The Velama chief of Devarakonda (in the present-day Telangana region), Gajaravo Tippa, requested Kapilendra Deva for help against the Bahmani Sultanate. The Velama chiefs of Telangana had angered the Bahmanis by supporting Vijayanagar, their archenemy, in a war against them and the Bahmanis severely devastated the Velama territory.

In 1458, a battle ensued at Devarakonda in which Hamvira Deva defeated the Bahmani forces under Sanjar Khan, the general of Sultan Humayun Shah. Subsequently, he took control of the Khammam Fort and placed the governor of Rajahmundry and his cousin, Raghudeva Narendra Mohapatra in its charge.

He attacked Warangal Fort under the command of Mahmud Gawan, the Bahmani prime minister and conquered it after a siege lasting until February 1460.

==Struggle for the throne==
Being the most able among Kapilendra Deva's numerous children, he was supported by the ministers, courtiers and some Gajapati vassals, as known from the "Abhinava-Gita-Govinda".

However, he was bypassed in the succession order in favour of his younger half-brother Purushottama Deva. This reason for this decision of making a younger and unproven prince the successor made by his father Kapilendra Deva is debated. Scholars theorize that Hamvira rebelled against his father, hence Purushotamma became his favourite son and was appointed as successor by his father Kapilendra Deva on the banks of the Krishna River. R. Subramanyam theorizes that during the last years of Kapilendra's reign a revolt led by his son Hamvira occurred in the Krishna River region. Kapilendra came to the banks of the Krishna River to quell the rebellion but his failing health prevented him from doing so. Before dying, he appointed Purushotamma as his successor.

There is a legend that when, under divine guidance, Kapilendra Deva announced that he was naming Purushottama as heir apparent, the eighteen older sons, including Hamvira Deva, threw spears at Purushottama in their fury, all of which missed.

Dissatisfied with Purushottama becoming emperor, he declared himself king, ruling from the Udaigiri Fort. Saluva Narasimha Deva Raya, emperor of the Vijayanagara Empire, took advantage of the Gajapati civil war and invaded Udaigiri around 1469. Hamvira was forced to sue for peace and was captured.

==Reign==
Due to his weak position after his defeat by Saluva Narasimha Deva Raya, he sought and acquired the support of the Bahmani Sultanate in 1470. Muhammad Shah III's general Malik Hussain Bheiry (also known as Nizam-ul-Mulk) helped Hamvira in capturing Kondapalli and Rajahmundry. Then their combined forces marched to the Gajapati capital, Cuttack, defeated Purushottama in 1472 and Hamvira was crowned as the new king. In return for his aid, Hamvira ceded Rajahmundry and Kondavidu to Muhammad Shah III. Purushottama Deva re-captured the throne from Hamvira in 1476 due to the Bahmanis being unable to provide support.

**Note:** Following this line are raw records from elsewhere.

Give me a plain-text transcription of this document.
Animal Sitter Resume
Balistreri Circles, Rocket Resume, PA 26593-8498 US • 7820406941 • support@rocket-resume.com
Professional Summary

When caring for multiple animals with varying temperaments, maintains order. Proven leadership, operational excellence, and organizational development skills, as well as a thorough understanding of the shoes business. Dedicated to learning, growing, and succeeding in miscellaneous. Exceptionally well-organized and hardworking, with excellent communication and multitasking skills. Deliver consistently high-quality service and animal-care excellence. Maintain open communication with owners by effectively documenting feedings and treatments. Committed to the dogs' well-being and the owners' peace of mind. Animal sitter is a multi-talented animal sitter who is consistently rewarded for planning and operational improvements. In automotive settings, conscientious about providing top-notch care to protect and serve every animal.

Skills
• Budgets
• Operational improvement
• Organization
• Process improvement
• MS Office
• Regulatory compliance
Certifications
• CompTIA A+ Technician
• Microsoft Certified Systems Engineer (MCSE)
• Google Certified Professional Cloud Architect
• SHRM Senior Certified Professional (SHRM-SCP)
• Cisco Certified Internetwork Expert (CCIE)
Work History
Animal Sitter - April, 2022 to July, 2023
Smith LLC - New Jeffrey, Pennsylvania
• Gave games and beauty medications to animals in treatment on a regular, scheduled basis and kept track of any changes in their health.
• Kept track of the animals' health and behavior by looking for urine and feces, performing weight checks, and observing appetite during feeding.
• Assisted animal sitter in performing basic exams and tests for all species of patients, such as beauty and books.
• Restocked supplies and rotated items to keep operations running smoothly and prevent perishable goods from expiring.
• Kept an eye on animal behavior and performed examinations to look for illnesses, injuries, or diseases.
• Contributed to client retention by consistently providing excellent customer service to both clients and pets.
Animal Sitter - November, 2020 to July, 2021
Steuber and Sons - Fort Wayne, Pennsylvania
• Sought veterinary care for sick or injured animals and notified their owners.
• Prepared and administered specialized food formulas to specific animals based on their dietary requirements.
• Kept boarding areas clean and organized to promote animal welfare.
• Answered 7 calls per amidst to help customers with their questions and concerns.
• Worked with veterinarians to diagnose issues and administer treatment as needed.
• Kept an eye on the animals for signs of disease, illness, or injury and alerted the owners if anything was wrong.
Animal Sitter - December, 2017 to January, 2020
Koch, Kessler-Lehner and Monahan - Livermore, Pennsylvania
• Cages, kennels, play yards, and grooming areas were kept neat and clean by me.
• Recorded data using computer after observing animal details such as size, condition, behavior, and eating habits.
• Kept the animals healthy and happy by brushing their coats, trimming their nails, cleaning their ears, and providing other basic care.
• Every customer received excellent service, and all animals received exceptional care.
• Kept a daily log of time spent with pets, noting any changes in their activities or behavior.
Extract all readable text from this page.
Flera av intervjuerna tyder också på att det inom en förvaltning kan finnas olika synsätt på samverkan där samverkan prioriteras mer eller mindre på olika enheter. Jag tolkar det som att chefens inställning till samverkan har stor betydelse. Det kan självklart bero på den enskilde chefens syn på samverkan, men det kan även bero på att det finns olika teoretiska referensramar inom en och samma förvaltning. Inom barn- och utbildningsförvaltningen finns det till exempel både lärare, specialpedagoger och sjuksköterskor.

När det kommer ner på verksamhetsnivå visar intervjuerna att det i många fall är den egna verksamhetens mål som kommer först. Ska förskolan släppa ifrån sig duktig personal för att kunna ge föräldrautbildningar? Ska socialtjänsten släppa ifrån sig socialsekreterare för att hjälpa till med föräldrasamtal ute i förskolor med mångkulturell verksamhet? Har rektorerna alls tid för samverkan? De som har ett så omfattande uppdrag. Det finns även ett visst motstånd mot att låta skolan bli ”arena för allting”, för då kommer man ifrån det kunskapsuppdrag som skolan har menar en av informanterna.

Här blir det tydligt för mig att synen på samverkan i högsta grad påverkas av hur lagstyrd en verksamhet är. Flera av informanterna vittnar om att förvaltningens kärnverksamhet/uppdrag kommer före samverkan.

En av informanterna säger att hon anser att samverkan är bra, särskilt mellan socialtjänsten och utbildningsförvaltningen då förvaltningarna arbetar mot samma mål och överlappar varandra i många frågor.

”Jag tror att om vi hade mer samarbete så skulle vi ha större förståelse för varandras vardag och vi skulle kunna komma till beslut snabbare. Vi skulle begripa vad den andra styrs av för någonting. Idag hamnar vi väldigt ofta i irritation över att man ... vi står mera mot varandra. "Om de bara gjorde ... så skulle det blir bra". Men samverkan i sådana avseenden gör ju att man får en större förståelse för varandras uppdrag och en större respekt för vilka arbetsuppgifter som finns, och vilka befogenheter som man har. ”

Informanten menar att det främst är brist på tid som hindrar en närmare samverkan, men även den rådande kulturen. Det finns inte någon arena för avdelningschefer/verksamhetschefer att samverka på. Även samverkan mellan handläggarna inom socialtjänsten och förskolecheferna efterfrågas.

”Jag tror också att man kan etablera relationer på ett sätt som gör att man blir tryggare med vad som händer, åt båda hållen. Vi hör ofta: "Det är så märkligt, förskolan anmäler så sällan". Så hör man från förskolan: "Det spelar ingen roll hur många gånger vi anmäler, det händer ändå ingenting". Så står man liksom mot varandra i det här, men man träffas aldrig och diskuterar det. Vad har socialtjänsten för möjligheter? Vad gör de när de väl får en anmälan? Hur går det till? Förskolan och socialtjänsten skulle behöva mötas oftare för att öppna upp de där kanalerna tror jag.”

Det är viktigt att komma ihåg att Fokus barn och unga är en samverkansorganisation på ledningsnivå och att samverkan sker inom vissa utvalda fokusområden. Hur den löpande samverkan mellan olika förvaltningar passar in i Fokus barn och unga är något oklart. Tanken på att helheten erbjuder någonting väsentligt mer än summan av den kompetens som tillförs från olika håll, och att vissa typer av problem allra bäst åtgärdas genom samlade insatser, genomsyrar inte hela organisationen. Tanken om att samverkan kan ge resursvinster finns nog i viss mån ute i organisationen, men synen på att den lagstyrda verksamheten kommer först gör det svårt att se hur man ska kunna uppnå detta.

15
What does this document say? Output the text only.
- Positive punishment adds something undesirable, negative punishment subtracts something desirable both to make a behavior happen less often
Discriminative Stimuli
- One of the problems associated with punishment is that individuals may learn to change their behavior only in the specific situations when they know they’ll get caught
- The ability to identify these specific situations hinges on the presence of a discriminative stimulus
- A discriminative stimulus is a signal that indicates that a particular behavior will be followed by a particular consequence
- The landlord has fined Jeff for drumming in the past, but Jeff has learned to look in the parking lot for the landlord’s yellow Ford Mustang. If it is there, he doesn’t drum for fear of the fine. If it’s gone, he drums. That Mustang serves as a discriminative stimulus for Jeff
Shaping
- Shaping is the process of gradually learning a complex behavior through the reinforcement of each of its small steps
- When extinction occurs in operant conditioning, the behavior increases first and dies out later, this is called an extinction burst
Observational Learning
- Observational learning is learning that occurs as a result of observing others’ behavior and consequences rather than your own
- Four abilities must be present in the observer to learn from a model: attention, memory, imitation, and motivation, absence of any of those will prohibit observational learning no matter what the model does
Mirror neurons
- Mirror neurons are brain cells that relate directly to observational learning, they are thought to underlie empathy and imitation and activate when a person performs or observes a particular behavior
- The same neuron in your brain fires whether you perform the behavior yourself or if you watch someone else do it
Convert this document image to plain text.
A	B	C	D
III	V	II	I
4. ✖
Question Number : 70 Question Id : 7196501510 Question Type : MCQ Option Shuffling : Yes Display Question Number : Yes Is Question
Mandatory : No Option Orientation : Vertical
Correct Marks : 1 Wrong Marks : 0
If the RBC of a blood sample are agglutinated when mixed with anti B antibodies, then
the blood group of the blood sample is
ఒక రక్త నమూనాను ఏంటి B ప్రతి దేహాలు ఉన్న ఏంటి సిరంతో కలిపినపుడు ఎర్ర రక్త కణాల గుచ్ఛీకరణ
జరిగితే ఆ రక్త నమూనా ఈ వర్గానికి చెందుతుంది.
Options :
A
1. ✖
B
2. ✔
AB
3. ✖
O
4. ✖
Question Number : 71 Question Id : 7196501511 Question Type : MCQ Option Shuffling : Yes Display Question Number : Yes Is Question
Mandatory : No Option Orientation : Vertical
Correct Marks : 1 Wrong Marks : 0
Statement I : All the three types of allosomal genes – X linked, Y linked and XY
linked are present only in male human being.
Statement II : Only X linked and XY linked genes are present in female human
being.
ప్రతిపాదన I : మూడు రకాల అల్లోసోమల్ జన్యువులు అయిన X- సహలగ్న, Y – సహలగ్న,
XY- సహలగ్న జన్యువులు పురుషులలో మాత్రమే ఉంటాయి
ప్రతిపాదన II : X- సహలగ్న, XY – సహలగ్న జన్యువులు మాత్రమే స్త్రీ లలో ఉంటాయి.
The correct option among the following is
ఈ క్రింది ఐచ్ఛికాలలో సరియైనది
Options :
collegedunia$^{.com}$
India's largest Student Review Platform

Many scholars such as R.D. Banerjee do not agree with this theory of Hamvira achieving kingship proposed by R Subrahmanyam. Historian K.C. Panigrahi among others argues that if Hamvira had occupied the throne for even a short period, some evidence in the form of inscriptions or traditions would have been available.

==Later life==
Not much is known about his later life. K.C. Panigrahi contemplates that he was likely to have been executed by the Bahmani Sultan when his secret correspondence with his brother Purushottama Deva was discovered. He states that Hamvira's able son, Kumara Kapileshwara Mahapatra, might have died during a battle.

R. Subrahmanyam is of the opinion that Purushottama Deva and Hamvira reached a compromise. When Hamvira was defeated in 1476, he was allowed to go to Khimidi where he ruled as a vassal of Purushottama Deva and established a line of vassal rulers.